The Elixir MongoDB driver supports two different compression types:

zlib compression works out of the box and is part of the Erlang beam. The compression rate is high, but the CPU load is also higher.

zstd was developed by Facebook, offers an almost identical compression rate as zlib, but the CPU utilisation is lower. zstd is therefore a good choice, although you have to use an external library with bindiung for C implementation.

To activate zstd compression, simply add {:ezstd, "~> 1.1"} to the dependencies of your mix.exs file. The driver will provide the related code. After activating the zstd compressor can be used by appending the compressors=zstd to the URL connection string:

{:ok, top} = Mongo.start_link(url: "mongodb://localhost:27017/my_database?compressors=zstd")

That was quite simple and the article would already be over now. Ultimately, this article is more about the question:

Why should you use network compression?

This question becomes interesting when you have to pay for network data. On the one hand, there are offers for consumers that have different transmission speed limits. A distinction is made between upload and download. The faster the guaranteed speed, the more expensive it is.

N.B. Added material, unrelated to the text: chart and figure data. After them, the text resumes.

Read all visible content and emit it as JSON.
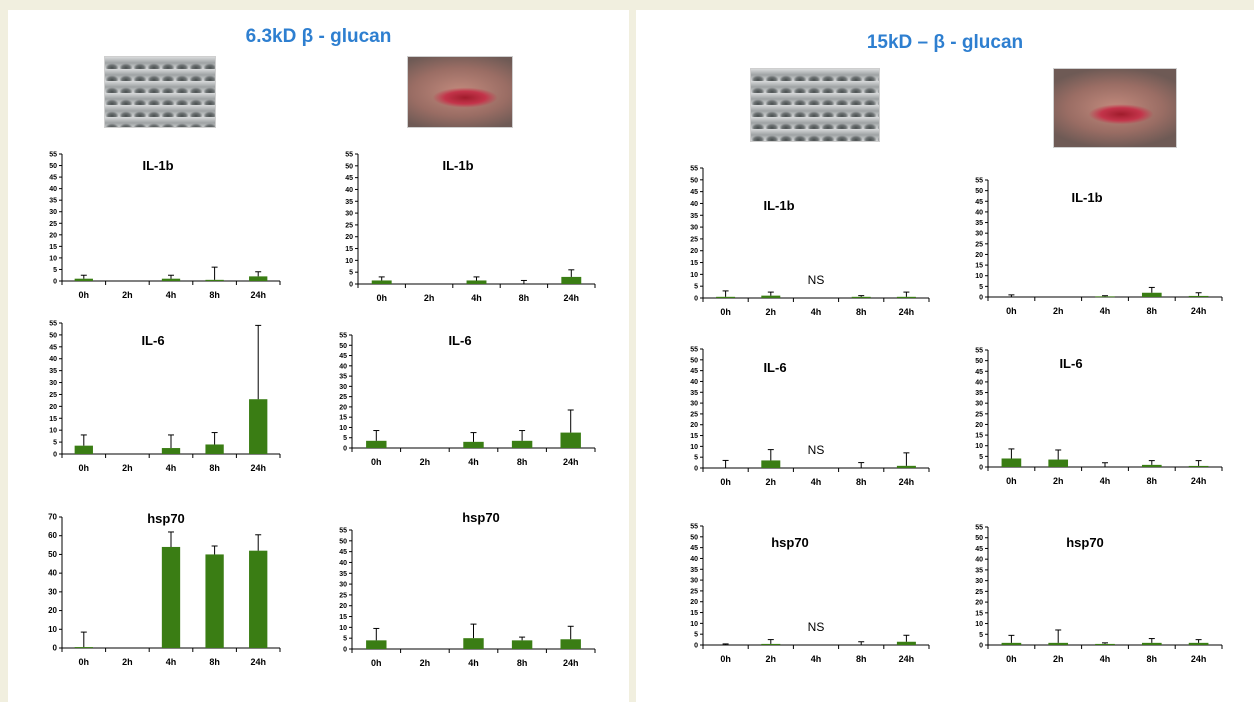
{
  "panels": [
    {
      "title": "6.3kD β - glucan"
    },
    {
      "title": "15kD – β - glucan"
    }
  ],
  "icons": {
    "fish_skin": "fish-skin-photo",
    "fish_dissection": "fish-dissection-photo"
  },
  "colors": {
    "bar": "#3a7d14",
    "title": "#2e7fd0",
    "axis": "#000000",
    "background": "#f1efdf"
  },
  "chart_data": [
    {
      "type": "bar",
      "panel": "6.3kD β - glucan",
      "tissue": "skin",
      "title": "IL-1b",
      "categories": [
        "0h",
        "2h",
        "4h",
        "8h",
        "24h"
      ],
      "values": [
        1,
        0,
        1,
        0.5,
        2
      ],
      "errors": [
        1.5,
        0,
        1.5,
        5.5,
        2
      ],
      "ylim": [
        0,
        55
      ],
      "yticks": [
        0,
        5,
        10,
        15,
        20,
        25,
        30,
        35,
        40,
        45,
        50,
        55
      ],
      "annotation": ""
    },
    {
      "type": "bar",
      "panel": "6.3kD β - glucan",
      "tissue": "gill",
      "title": "IL-1b",
      "categories": [
        "0h",
        "2h",
        "4h",
        "8h",
        "24h"
      ],
      "values": [
        1.5,
        0,
        1.5,
        0,
        3
      ],
      "errors": [
        1.5,
        0,
        1.5,
        1.5,
        3
      ],
      "ylim": [
        0,
        55
      ],
      "yticks": [
        0,
        5,
        10,
        15,
        20,
        25,
        30,
        35,
        40,
        45,
        50,
        55
      ],
      "annotation": ""
    },
    {
      "type": "bar",
      "panel": "6.3kD β - glucan",
      "tissue": "skin",
      "title": "IL-6",
      "categories": [
        "0h",
        "2h",
        "4h",
        "8h",
        "24h"
      ],
      "values": [
        3.5,
        0,
        2.5,
        4,
        23
      ],
      "errors": [
        4.5,
        0,
        5.5,
        5,
        31
      ],
      "ylim": [
        0,
        55
      ],
      "yticks": [
        0,
        5,
        10,
        15,
        20,
        25,
        30,
        35,
        40,
        45,
        50,
        55
      ],
      "annotation": ""
    },
    {
      "type": "bar",
      "panel": "6.3kD β - glucan",
      "tissue": "gill",
      "title": "IL-6",
      "categories": [
        "0h",
        "2h",
        "4h",
        "8h",
        "24h"
      ],
      "values": [
        3.5,
        0,
        3,
        3.5,
        7.5
      ],
      "errors": [
        5,
        0,
        4.5,
        5,
        11
      ],
      "ylim": [
        0,
        55
      ],
      "yticks": [
        0,
        5,
        10,
        15,
        20,
        25,
        30,
        35,
        40,
        45,
        50,
        55
      ],
      "annotation": ""
    },
    {
      "type": "bar",
      "panel": "6.3kD β - glucan",
      "tissue": "skin",
      "title": "hsp70",
      "categories": [
        "0h",
        "2h",
        "4h",
        "8h",
        "24h"
      ],
      "values": [
        0.5,
        0,
        54,
        50,
        52
      ],
      "errors": [
        8,
        0,
        8,
        4.5,
        8.5
      ],
      "ylim": [
        0,
        70
      ],
      "yticks": [
        0,
        10,
        20,
        30,
        40,
        50,
        60,
        70
      ],
      "annotation": ""
    },
    {
      "type": "bar",
      "panel": "6.3kD β - glucan",
      "tissue": "gill",
      "title": "hsp70",
      "categories": [
        "0h",
        "2h",
        "4h",
        "8h",
        "24h"
      ],
      "values": [
        4,
        0,
        5,
        4,
        4.5
      ],
      "errors": [
        5.5,
        0,
        6.5,
        1.5,
        6
      ],
      "ylim": [
        0,
        55
      ],
      "yticks": [
        0,
        5,
        10,
        15,
        20,
        25,
        30,
        35,
        40,
        45,
        50,
        55
      ],
      "annotation": ""
    },
    {
      "type": "bar",
      "panel": "15kD – β - glucan",
      "tissue": "skin",
      "title": "IL-1b",
      "categories": [
        "0h",
        "2h",
        "4h",
        "8h",
        "24h"
      ],
      "values": [
        0.5,
        1,
        0,
        0.5,
        0.5
      ],
      "errors": [
        2.5,
        1.5,
        0,
        0.5,
        2
      ],
      "ylim": [
        0,
        55
      ],
      "yticks": [
        0,
        5,
        10,
        15,
        20,
        25,
        30,
        35,
        40,
        45,
        50,
        55
      ],
      "annotation": "NS"
    },
    {
      "type": "bar",
      "panel": "15kD – β - glucan",
      "tissue": "gill",
      "title": "IL-1b",
      "categories": [
        "0h",
        "2h",
        "4h",
        "8h",
        "24h"
      ],
      "values": [
        0,
        0,
        0.3,
        2,
        0.5
      ],
      "errors": [
        1,
        0,
        0.3,
        2.5,
        1.5
      ],
      "ylim": [
        0,
        55
      ],
      "yticks": [
        0,
        5,
        10,
        15,
        20,
        25,
        30,
        35,
        40,
        45,
        50,
        55
      ],
      "annotation": ""
    },
    {
      "type": "bar",
      "panel": "15kD – β - glucan",
      "tissue": "skin",
      "title": "IL-6",
      "categories": [
        "0h",
        "2h",
        "4h",
        "8h",
        "24h"
      ],
      "values": [
        0,
        3.5,
        0,
        0,
        1
      ],
      "errors": [
        3.5,
        5,
        0,
        2.5,
        6
      ],
      "ylim": [
        0,
        55
      ],
      "yticks": [
        0,
        5,
        10,
        15,
        20,
        25,
        30,
        35,
        40,
        45,
        50,
        55
      ],
      "annotation": "NS"
    },
    {
      "type": "bar",
      "panel": "15kD – β - glucan",
      "tissue": "gill",
      "title": "IL-6",
      "categories": [
        "0h",
        "2h",
        "4h",
        "8h",
        "24h"
      ],
      "values": [
        4,
        3.5,
        0,
        1,
        0.5
      ],
      "errors": [
        4.5,
        4.5,
        2,
        2,
        2.5
      ],
      "ylim": [
        0,
        55
      ],
      "yticks": [
        0,
        5,
        10,
        15,
        20,
        25,
        30,
        35,
        40,
        45,
        50,
        55
      ],
      "annotation": ""
    },
    {
      "type": "bar",
      "panel": "15kD – β - glucan",
      "tissue": "skin",
      "title": "hsp70",
      "categories": [
        "0h",
        "2h",
        "4h",
        "8h",
        "24h"
      ],
      "values": [
        0,
        0.5,
        0,
        0,
        1.5
      ],
      "errors": [
        0.5,
        2,
        0,
        1.5,
        3
      ],
      "ylim": [
        0,
        55
      ],
      "yticks": [
        0,
        5,
        10,
        15,
        20,
        25,
        30,
        35,
        40,
        45,
        50,
        55
      ],
      "annotation": "NS"
    },
    {
      "type": "bar",
      "panel": "15kD – β - glucan",
      "tissue": "gill",
      "title": "hsp70",
      "categories": [
        "0h",
        "2h",
        "4h",
        "8h",
        "24h"
      ],
      "values": [
        1,
        1,
        0.5,
        1,
        1
      ],
      "errors": [
        3.5,
        6,
        0.5,
        2,
        1.5
      ],
      "ylim": [
        0,
        55
      ],
      "yticks": [
        0,
        5,
        10,
        15,
        20,
        25,
        30,
        35,
        40,
        45,
        50,
        55
      ],
      "annotation": ""
    }
  ]
}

On the other hand, you pay for cloud providers’ servers by volume. A distinction is usually made between public and private data traffic. Assuming you have rented a dedicated server in the cloud and a MongoDB in the Atlas cloud, it is often the case that this represents public data traffic and therefore you pay for the network volume.

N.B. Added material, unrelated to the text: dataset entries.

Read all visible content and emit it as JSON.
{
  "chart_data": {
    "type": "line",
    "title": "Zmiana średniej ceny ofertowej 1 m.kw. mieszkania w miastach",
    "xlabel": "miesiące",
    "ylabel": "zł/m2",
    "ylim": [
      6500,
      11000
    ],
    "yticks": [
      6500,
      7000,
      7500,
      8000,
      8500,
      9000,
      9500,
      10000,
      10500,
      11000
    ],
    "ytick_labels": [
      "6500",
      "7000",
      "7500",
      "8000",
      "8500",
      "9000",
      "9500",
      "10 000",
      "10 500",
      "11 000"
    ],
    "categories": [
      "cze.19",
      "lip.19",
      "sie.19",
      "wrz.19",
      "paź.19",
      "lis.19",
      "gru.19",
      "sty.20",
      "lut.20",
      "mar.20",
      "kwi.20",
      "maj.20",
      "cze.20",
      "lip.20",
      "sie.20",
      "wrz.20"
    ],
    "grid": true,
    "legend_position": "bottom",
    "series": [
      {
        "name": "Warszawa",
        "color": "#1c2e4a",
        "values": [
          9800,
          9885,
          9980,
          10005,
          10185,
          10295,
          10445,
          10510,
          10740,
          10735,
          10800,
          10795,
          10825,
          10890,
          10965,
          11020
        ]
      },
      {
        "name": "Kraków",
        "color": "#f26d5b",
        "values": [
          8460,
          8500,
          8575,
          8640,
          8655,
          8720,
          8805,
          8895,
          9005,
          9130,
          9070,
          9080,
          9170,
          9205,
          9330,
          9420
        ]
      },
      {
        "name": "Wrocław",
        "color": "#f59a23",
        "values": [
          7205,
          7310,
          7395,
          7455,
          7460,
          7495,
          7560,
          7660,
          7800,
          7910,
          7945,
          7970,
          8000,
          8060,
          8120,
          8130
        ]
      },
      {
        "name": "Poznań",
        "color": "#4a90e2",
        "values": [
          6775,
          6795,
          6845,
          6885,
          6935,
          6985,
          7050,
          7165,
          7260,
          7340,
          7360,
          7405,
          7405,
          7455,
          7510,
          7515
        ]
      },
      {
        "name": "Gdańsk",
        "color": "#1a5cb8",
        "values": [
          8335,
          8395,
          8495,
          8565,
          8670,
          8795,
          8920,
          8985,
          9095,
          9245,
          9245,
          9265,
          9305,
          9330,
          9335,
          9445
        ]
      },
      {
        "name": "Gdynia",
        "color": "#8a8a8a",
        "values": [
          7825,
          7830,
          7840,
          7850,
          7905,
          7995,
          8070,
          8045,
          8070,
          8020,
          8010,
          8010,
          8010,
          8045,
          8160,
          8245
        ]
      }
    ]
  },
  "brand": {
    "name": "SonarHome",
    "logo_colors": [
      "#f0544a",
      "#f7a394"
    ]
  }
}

In this case, network compression becomes interesting.

To measure the side effects on our server, we run a test loading and fetching data from a local database. We measure the time and the input/output traffic to determine the compression rate. The rate naturally depends on the individual data and must therefore always be repeated with your own data. You should also analyse your own use cases:

def benchmark() do
  {{:input, input}, {:output, output}} = :erlang.statistics(:io)
  {t, _result} = :timer.tc(fn ->
    for _i <- 1..5 do
      Mongo.find(:onsen_db, "tasks", %{}, limit: 30_000, batch_size: 1000) |> Stream.reject(fn _x -> true end) |> Stream.run()
    end
  end)
  {{:input, input_1}, {:output, output_1}} = :erlang.statistics(:io)
  {input_1 - input, output_1 - output, t / 1_000}
end

Without compression, the code takes 8 seconds. 322MB are received from the database and approx. 30k bytes are sent. With zlib compression, the code takes 12 seconds, sends 38k bytes and receives 55MB. We save about 83% bytes when receiving the data from the database. Surprisingly, we send more bytes.

With zstd compression, the code takes 8.5 seconds, sends 35k bytes and receives 49MB. In this case, we save about 85% bytes. Again, the code sends more bytes.

The slight increase in the amount of data sent can be explained by the fact that we receive the data in batches. The request for the next batch is probably so small that the compression requires more data.

Conclusion

  • The activation of network compression only requires one parameter.
  • zstd compression is a good compromise between compression rate and speed, but requires additional NIF bindings.
  • We can theoretically save 80% data traffic.
  • Network compression is a quick-win for applications where the database traffic has to be paid for.